Trump’s Treasury pick touts tax reform as a top priority. Steve Mnuchin told CNBC that “by cutting corporate taxes we’ll create huge economic growth and we’ll have huge personal income.” Brad McMillan of Commonwealth Financial noted that "For Mnuchin, tax reform rather than tax cuts, offsetting cuts to deductions [that match] rate reductions, means that the deficit impact will be smaller than was feared."
But Mnuchin’s Plan sounds much different than Trump’s. TPC’s Howard Gleckman sees big differences in the plan Mnuchin described in his CNBC interview and the various proposals his boss campaigned on. To start, TPC finds that Trump’s plan would lavish half its benefits on those making more than $700,000. Mnuchin says the “upper class” would get no tax cut.
Trump’s fiscal path: No walk in the park. TPC’s Rudy Penner outlines the budget process the President-elect and the GOP-controlled Congress face. He offers a reminder that it “does not allow quick action even when the Congress would like to give away lots of money to lots of different people.” His message to those awaiting tax cuts and big new infrastructure spending: Don’t count your money quite yet.
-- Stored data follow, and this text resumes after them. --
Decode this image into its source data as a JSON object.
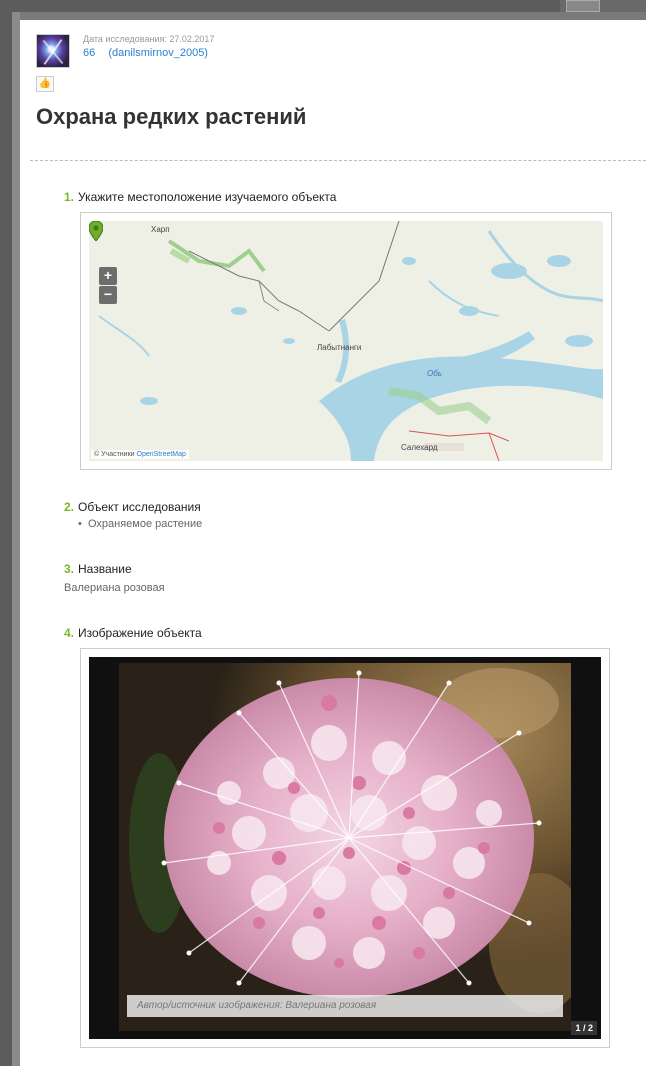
{
  "header": {
    "date_label": "Дата исследования: 27.02.2017",
    "score": "66",
    "username": "(danilsmirnov_2005)"
  },
  "page_title": "Охрана редких растений",
  "questions": [
    {
      "num": "1.",
      "title": "Укажите местоположение изучаемого объекта"
    },
    {
      "num": "2.",
      "title": "Объект исследования",
      "answer": "Охраняемое растение"
    },
    {
      "num": "3.",
      "title": "Название",
      "answer": "Валериана розовая"
    },
    {
      "num": "4.",
      "title": "Изображение объекта"
    }
  ],
  "map": {
    "zoom_in": "+",
    "zoom_out": "−",
    "labels": {
      "kharp": "Харп",
      "labytnangi": "Лабытнанги",
      "ob": "Обь",
      "salekhard": "Салехард"
    },
    "attribution_prefix": "© Участники",
    "attribution_link": "OpenStreetMap"
  },
  "image": {
    "caption_prefix": "Автор/источник изображения:",
    "caption_value": "Валериана розовая",
    "counter": "1 / 2"
  },
  "colors": {
    "accent_green": "#7ab829",
    "link_blue": "#2a7fcf",
    "water": "#a8d4e6",
    "marker": "#6cae2a"
  }
}
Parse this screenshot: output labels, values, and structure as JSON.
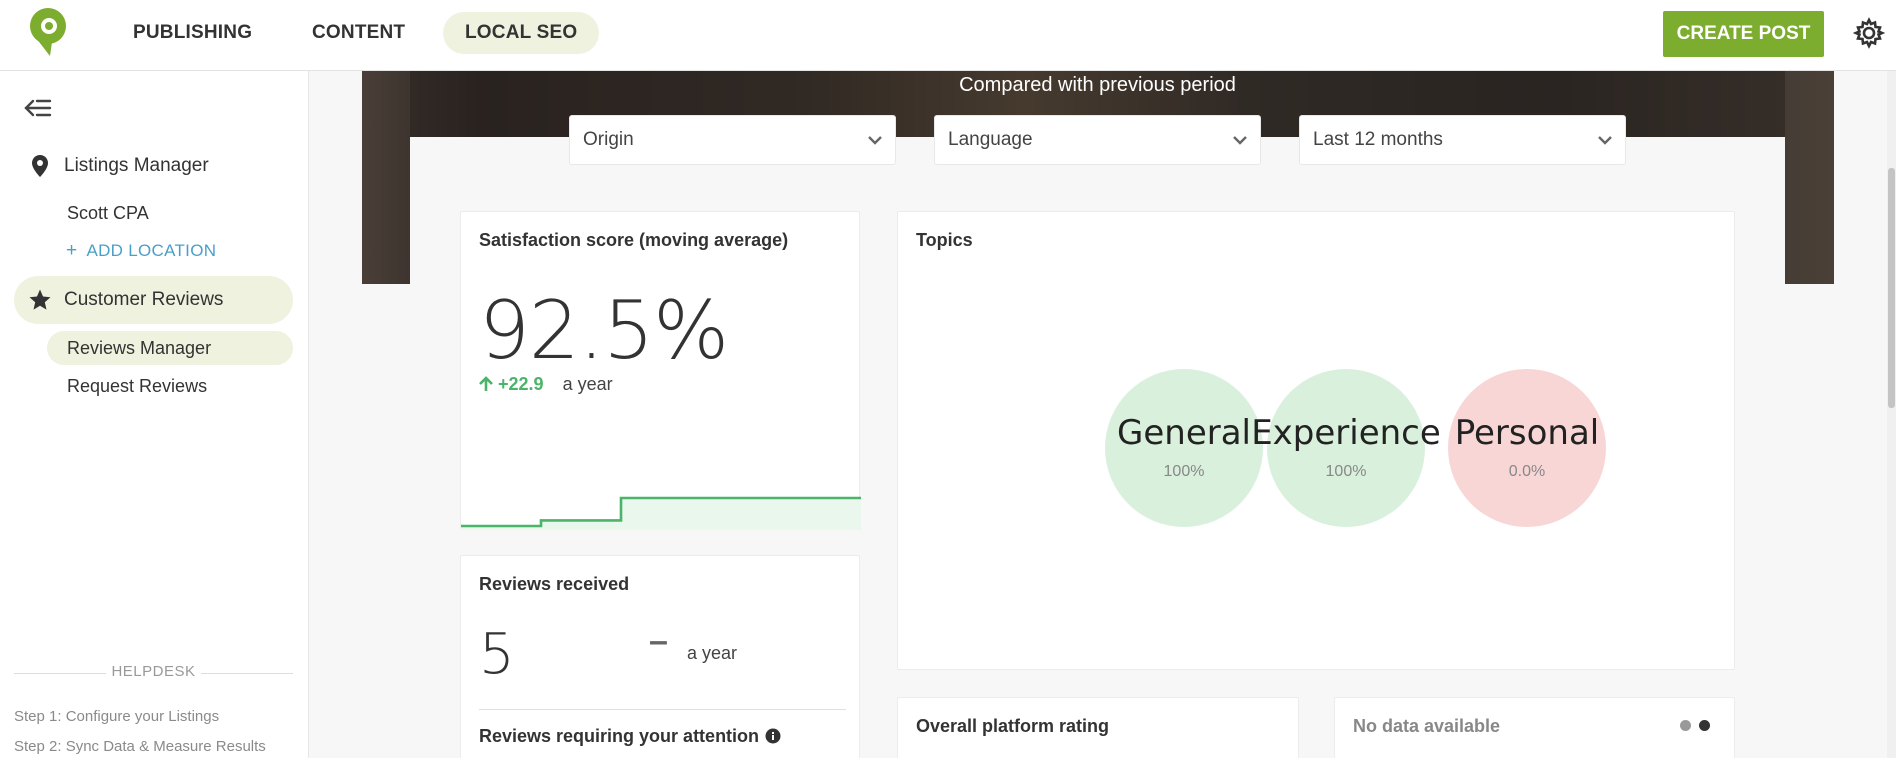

Trump’s tax proposals are already affecting financial plans of the wealthy. Wealth advisers say their clients are adjusting their giving plans in light of likely changes to the tax code in 2017. The President-elect wants to lower the top tax rate (and thus the tax savings from charitable deductions) from 39.6 percent to 33 percent and limit deductions to $200,000 per couple. As a result, wealthy families are front-loading their charitable giving plans. Some are also deferring their income in order to be taxed at likely lower 2017 rates. As a result, federal and state tax revenues may fall in 2016.
Trump’s child care plan: Poorly directed with lots of unanswered questions. TPC’s Elaine Maag explains. “As with all tax benefits, families wouldn’t get financial assistance until they file their tax return in the spring, many months after child care bills were due. For low-income families struggling to pay for child care, benefits from Trump’s plan would not only be too little—they’d also come too late."
Who benefits from a property tax cap? California’s four-decade old Proposition 13 caps property tax assessment increases, and assessments adjust to market values only after properties sell. The result? The wealthiest cities end up with the lowest property tax rates. According to a study by online real estate site Trulia, half of the top 10 California cities with the lowest effective tax rates are in Silicon Valley, where median home prices are above $1 million.
Property taxes shouldn’t go up so easily, says one Texas lawmaker. A Republican state senator wants city and county property tax increases of 4 percent or more to trigger an automatic referendum. Currently, if an increase is 8 percent or more, residents have to petition to hold an election on the tax rate. “Property tax bills go up much faster than people’s paychecks,” said Senator Paul Bettencourt. He wants to voters to be able to consider their ability to pay.
Traveling to Brussels anytime soon? Maybe you won’t want to cut footloose. The Belgian city requires clubs and music cafes to pay a “dance tax” of 40 cents per dancing patron per night. The tax went into effect two years ago, but some establishments are only now facing audits. A club could end up owing as much as €2,000 a year. Chair dancing, anyone?